Inflation has significantly impacted shopping habits, with consumers fighting back against prices that remain about 19% above pre-pandemic levels. This resistance is evident in grocery stores, where consumers are shifting away from name brands to store-brand items, using discount stores, and buying fewer items like snacks or gourmet foods. More shoppers are also buying used cars, forcing dealers to provide discounts on new cars. However, the growing consumer pushback to price-gouging has been most evident with food and consumer goods such as paper towels and napkins.

Large food companies have responded by slowing their price increases from the past three years. While some items, like eggs, apples, and milk, are below their peaks, milder increases in food prices should help further cool overall inflation.

Consumer pushback against high prices suggests that inflation should further ease, making this bout of inflation markedly different from the debilitating price spikes of the 1970s and early 1980s. When high inflation persists, consumers often develop an inflationary psychology, leading them to accelerate their purchases before costs rise further, a trend that can perpetuate inflation.

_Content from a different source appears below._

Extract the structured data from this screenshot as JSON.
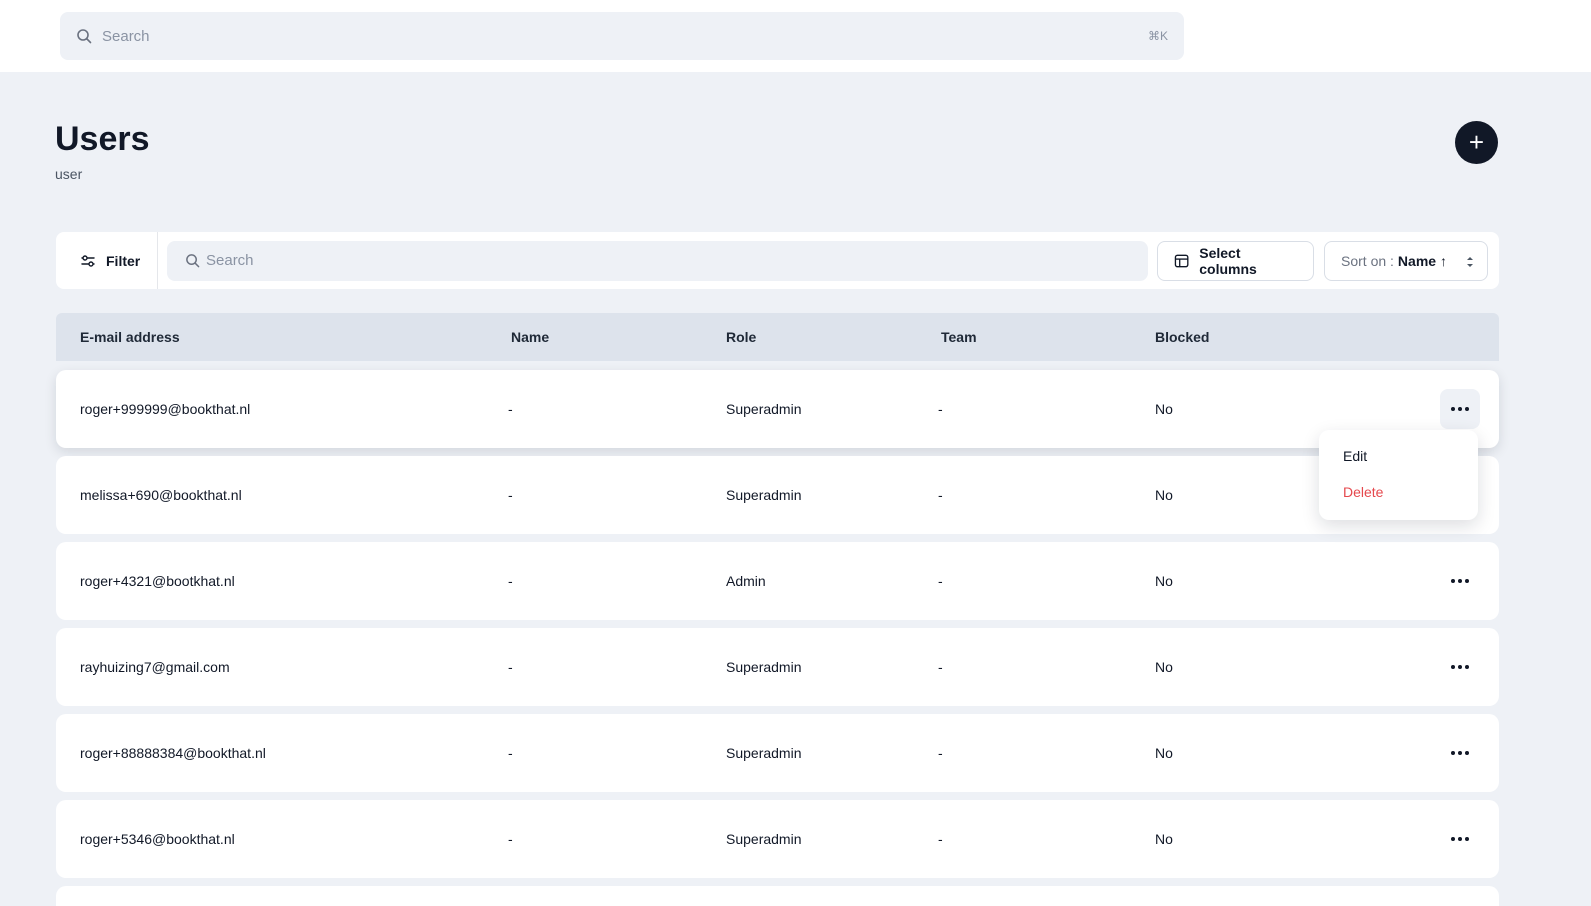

Instead, many consumers have reacted like Stuart Dryden, a commercial underwriter at a bank who points out big price disparities between Kraft Heinz-branded products and store-label competitors. This has led to a decrease in sales for many brand name products as more consumers switched to cheaper brands.

Investment strategist Samuel Rines at Corbu suggests that these companies exploited the rise in input costs from supply-chain disruptions and Russia’s invasion of Ukraine to dramatically raise their prices and increase profits in 2021 and 2022. However, many of these companies discovered that the strategy was no longer working, as most consumers have since spent the savings they built up during the pandemic. Lower-income consumers, in particular, are running up credit card debt and falling behind on their payments. Americans overall are spending more cautiously, with overall sales during the holiday shopping season being up just 4%.

Unilever, which makes Hellman’s mayonnaise, Ben & Jerry’s ice cream, and Dove soaps, jacked up its prices 13.3% on average across its brands in 2022, leading to a 3.6% sales volume fall. In response, it raised prices just 2.8% last year, resulting in a 1.8% sales increase.

Companies are becoming more skeptical of their ability to have price be the driver of their revenues, as consumers are no longer willing to take higher pricing. Unilever recently attributed poor sales performance in Europe to “share losses to private labels.”

Other businesses have noticed this trend, with PepsiCo executives citing the impact of private labeling on sales and the need for companies to find efficiencies in their factories and other parts of their business to offset and mitigate further price increases.